Well done Rick and thanks for sharing this situation with the group. This is my response, but it would be great to hear from others. Dr. Myron Tribus was correct, “Leadership belongs to those that seize the initiative.”
Great job taking initiative. You are beginning to understand your system.
First, you might consider involving the students in quantifying the Plus/Delta data. They don’t need to know the names of the teachers, just the feedback. You can swear them into secrecy. (They all know who the poor teachers are anyway.) I would probably take your Plus/Delta feedback and turn it into a Pareto Chart. I will upload an Excel Template for you to modify.
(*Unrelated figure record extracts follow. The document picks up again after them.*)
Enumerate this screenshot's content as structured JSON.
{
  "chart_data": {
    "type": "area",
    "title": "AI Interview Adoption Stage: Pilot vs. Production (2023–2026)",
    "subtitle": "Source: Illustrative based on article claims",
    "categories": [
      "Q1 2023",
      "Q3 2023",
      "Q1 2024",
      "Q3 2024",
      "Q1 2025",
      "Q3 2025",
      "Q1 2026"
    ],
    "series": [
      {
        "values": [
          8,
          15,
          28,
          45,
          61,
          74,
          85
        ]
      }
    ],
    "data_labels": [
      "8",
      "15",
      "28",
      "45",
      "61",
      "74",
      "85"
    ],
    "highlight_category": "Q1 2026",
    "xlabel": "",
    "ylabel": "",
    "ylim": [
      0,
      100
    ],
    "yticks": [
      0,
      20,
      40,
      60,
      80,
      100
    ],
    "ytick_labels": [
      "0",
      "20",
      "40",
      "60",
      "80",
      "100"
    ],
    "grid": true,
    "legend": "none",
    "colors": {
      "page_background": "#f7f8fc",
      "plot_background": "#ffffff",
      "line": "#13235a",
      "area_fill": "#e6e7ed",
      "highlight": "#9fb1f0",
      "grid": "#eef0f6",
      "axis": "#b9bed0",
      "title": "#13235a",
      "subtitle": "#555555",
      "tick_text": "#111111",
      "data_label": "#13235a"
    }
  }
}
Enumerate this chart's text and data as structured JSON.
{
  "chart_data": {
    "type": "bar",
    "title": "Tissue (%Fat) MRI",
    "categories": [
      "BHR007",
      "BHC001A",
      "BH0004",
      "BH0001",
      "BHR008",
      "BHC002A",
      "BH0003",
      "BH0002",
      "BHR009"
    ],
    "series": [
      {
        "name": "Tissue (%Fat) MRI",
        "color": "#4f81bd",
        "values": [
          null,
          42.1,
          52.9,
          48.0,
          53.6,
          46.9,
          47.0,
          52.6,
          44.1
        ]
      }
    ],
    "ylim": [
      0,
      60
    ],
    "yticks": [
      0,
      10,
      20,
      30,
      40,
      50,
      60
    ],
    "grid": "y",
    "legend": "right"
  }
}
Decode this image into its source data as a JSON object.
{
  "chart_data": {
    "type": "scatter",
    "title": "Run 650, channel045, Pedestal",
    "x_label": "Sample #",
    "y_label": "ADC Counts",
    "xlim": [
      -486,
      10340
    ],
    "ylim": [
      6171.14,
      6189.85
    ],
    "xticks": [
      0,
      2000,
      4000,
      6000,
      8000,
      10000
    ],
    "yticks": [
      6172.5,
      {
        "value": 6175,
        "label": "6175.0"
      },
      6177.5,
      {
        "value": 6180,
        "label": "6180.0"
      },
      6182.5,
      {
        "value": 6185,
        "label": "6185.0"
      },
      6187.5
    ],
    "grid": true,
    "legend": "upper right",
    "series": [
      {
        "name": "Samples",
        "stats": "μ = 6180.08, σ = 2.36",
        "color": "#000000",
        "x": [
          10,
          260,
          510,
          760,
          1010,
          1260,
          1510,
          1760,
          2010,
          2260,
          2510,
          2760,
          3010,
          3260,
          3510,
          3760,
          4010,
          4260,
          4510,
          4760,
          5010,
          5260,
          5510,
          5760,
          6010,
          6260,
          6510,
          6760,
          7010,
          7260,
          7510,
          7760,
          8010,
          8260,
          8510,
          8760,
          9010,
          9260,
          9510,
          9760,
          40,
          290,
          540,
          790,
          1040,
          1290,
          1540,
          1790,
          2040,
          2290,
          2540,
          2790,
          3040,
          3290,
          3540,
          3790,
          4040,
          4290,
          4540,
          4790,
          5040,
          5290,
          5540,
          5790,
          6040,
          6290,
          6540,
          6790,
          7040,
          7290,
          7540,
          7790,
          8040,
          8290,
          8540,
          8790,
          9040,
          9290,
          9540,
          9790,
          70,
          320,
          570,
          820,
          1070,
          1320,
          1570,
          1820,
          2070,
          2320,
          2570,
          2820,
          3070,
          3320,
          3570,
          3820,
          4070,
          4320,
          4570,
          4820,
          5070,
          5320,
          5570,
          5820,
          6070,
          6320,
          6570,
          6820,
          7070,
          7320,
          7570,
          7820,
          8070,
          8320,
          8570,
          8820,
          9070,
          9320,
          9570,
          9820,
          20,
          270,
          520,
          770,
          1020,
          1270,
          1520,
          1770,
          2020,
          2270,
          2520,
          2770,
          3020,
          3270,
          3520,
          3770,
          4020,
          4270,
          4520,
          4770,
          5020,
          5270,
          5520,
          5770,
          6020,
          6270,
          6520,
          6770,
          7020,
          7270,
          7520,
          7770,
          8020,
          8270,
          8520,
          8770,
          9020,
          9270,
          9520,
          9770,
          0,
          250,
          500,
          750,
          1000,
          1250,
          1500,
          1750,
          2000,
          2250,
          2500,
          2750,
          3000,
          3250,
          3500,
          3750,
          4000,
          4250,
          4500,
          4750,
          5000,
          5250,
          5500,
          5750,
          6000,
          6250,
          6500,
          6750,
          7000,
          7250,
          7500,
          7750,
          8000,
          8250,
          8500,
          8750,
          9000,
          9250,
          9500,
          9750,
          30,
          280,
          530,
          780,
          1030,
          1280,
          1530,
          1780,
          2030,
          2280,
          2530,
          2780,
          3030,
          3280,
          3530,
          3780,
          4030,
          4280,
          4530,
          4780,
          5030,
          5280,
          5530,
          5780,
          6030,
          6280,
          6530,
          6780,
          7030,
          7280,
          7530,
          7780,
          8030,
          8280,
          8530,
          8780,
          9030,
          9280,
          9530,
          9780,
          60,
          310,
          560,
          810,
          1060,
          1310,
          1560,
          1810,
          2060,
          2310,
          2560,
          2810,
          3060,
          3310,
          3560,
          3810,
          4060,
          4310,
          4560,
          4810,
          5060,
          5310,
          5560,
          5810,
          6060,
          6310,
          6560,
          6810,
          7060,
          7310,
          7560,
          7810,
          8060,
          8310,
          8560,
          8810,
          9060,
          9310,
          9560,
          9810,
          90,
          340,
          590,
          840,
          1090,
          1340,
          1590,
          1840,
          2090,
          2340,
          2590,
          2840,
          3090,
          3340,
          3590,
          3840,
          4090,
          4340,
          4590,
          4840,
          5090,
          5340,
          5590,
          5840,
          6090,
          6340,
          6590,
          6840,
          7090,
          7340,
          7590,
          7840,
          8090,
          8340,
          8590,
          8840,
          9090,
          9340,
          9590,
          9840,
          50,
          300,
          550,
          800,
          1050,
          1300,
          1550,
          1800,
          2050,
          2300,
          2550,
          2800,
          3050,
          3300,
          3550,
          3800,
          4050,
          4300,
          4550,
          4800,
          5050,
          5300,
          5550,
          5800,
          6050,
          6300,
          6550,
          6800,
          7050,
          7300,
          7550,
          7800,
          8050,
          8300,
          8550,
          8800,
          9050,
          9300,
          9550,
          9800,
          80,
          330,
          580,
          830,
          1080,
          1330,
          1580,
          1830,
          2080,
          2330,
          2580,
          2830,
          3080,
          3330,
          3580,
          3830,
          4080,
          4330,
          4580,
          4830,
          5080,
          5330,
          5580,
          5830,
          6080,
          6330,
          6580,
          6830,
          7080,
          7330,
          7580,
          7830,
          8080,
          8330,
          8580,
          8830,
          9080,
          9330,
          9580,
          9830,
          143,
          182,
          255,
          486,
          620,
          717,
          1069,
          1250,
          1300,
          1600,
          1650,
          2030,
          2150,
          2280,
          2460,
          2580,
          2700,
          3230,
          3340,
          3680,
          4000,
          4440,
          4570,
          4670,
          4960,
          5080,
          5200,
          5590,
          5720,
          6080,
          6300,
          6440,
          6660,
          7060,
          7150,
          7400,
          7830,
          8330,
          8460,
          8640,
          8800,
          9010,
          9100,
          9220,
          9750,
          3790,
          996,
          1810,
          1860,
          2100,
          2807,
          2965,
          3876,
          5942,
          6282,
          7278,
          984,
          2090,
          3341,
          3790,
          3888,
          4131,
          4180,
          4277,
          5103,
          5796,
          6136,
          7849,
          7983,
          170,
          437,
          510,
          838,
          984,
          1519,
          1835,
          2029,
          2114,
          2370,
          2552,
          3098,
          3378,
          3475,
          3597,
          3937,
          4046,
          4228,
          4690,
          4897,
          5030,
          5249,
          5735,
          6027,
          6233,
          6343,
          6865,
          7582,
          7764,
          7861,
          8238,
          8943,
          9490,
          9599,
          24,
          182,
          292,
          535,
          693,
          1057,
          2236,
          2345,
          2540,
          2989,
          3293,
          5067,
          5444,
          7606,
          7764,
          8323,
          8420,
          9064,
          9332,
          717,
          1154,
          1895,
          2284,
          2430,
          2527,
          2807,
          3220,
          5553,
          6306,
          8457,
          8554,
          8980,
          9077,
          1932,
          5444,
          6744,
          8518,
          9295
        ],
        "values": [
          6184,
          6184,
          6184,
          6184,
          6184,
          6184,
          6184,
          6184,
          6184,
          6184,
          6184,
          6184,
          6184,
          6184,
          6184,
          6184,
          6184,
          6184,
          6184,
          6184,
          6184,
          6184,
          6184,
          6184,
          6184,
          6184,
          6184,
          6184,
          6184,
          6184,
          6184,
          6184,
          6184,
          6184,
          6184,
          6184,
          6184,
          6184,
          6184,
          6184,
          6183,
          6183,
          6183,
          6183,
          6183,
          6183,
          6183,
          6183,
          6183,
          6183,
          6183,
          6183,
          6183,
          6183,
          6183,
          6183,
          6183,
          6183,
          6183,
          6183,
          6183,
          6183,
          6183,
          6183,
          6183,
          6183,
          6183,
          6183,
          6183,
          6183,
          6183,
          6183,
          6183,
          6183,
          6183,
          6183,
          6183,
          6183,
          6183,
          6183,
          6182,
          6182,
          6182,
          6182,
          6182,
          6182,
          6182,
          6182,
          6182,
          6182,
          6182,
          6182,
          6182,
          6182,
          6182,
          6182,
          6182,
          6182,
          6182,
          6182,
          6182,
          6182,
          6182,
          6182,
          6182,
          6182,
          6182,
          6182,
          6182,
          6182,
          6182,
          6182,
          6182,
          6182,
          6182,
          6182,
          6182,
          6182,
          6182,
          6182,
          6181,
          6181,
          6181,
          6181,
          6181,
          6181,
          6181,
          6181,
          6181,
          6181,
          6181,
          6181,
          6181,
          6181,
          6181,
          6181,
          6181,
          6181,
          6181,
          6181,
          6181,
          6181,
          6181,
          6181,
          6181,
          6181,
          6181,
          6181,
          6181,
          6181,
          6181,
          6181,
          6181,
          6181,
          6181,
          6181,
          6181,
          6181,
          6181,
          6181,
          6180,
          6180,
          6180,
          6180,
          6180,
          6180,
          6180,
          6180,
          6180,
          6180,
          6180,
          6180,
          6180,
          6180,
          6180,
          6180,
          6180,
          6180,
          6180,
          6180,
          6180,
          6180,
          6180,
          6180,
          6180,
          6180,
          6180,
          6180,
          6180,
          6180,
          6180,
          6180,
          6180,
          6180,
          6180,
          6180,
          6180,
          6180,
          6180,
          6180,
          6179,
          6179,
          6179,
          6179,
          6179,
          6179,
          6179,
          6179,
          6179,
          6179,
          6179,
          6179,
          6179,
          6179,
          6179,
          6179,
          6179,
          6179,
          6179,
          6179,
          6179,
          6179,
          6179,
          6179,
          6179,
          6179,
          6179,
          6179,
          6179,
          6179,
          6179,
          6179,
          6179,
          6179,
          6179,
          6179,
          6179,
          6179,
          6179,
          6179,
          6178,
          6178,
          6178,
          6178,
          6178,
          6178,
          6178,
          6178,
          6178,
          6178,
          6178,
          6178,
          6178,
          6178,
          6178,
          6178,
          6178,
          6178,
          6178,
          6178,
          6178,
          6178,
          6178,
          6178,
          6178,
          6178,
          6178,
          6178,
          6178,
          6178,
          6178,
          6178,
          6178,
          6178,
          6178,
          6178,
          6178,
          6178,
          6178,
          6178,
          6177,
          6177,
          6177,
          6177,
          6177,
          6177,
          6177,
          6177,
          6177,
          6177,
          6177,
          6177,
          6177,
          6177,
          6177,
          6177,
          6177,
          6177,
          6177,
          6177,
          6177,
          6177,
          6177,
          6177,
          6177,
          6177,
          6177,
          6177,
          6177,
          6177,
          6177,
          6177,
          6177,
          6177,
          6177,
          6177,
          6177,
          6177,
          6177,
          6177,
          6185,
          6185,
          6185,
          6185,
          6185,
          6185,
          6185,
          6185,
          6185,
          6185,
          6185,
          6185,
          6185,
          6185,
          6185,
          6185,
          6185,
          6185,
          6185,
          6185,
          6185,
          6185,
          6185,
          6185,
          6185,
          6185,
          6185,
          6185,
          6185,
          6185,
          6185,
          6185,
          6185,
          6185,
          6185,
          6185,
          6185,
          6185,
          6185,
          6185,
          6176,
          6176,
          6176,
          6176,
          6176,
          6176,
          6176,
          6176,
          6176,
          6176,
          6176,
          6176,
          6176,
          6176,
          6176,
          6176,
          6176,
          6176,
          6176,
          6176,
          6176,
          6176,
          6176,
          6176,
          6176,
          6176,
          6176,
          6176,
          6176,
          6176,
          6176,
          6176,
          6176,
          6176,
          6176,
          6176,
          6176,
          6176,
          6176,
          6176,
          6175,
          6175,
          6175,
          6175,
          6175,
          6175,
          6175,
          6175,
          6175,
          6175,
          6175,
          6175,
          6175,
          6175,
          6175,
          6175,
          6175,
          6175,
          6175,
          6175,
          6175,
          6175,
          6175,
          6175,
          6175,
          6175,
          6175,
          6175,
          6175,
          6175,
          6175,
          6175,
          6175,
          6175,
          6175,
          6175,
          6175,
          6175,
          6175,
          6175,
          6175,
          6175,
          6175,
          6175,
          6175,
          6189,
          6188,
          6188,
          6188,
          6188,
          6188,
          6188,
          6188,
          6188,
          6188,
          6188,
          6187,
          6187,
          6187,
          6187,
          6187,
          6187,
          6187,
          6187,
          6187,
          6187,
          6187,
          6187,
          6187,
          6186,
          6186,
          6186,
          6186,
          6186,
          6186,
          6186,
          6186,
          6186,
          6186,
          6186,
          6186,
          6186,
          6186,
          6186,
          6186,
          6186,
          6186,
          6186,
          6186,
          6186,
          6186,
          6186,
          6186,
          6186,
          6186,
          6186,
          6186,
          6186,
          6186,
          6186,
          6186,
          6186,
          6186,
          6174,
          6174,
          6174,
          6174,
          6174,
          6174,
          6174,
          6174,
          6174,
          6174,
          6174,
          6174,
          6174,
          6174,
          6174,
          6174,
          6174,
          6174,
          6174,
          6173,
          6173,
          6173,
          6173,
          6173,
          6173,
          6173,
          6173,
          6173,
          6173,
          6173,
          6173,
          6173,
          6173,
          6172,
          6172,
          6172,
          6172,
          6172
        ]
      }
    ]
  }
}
You need to think about the aim for this data. I am assuming it is to improve learning school wide. When you clearly state the aim, the teachers won’t think you are on a witch hunt for the bad ones. The more you use data to improve the system, the less teachers will be threatened by it. If you use it as a form of evaluation, they will rebel. The same is true for students.
If improving learning is the aim, then sorting the data by teacher would have only one purpose; to find a special cause. A special cause, statistically speaking, is outside three standard deviations. Or, the person or persons that are in the 2% range. Remember the phrase, ’98% of the result of any system comes from the system itself.’ Even if you identify a teacher outside the normal range, and if they are tenured, and given state laws on removing a teacher, you have little chance, if any, of getting rid of a teacher based on poor performance. So, the question comes back to where to spend the time. Do we spend time getting rid of the bad or spend time expanding the good?
A quick way to determine if you have a special cause teacher is to take all the data on the classes they are ‘learning the least in’. Each time a class is identified as ‘least learning’ put a tally mark by that class. Then count all the tally marks by teacher. When you put all the teachers into the Pareto Chart Template you will immediately see which teachers are causing 80% of the poor performance problem and if any are completely outside the rest(in a bad way). You can do the same with the ‘learning the most’ classes to see if you have a teacher or group of teachers who are consistently outperforming all the rest(again special causes). If you have special causes you will work with them separately, instead of inflicting training on the masses of people who do not need it. Of course to be more valid you would need the same number of random students from each teacher to give feedback.
After checking for special causes, spend the rest of the time expanding what is good.
Take the Plus feedback on classes where students are ‘learning the most’ and simply do the same process as above. Start a list of what is going well. Each time an observation is made place a tally mark. You may have to make a judgement on some comments, but you will eventually start to see common categories emerge. Now you will start to see what makes great learning at your school for your students. You can do the same for the Deltas. You will end up with two charts to share with teachers. Do more of these things ‘Pluses in order of most to least’ and do less of these things ‘Deltas in order’. You can now take the positive feedback and start to turn it into a more formal student survey. I can help you with that also when you get to that point.
Thanks again for sharing your opportunity. Let’s see if there is other advice.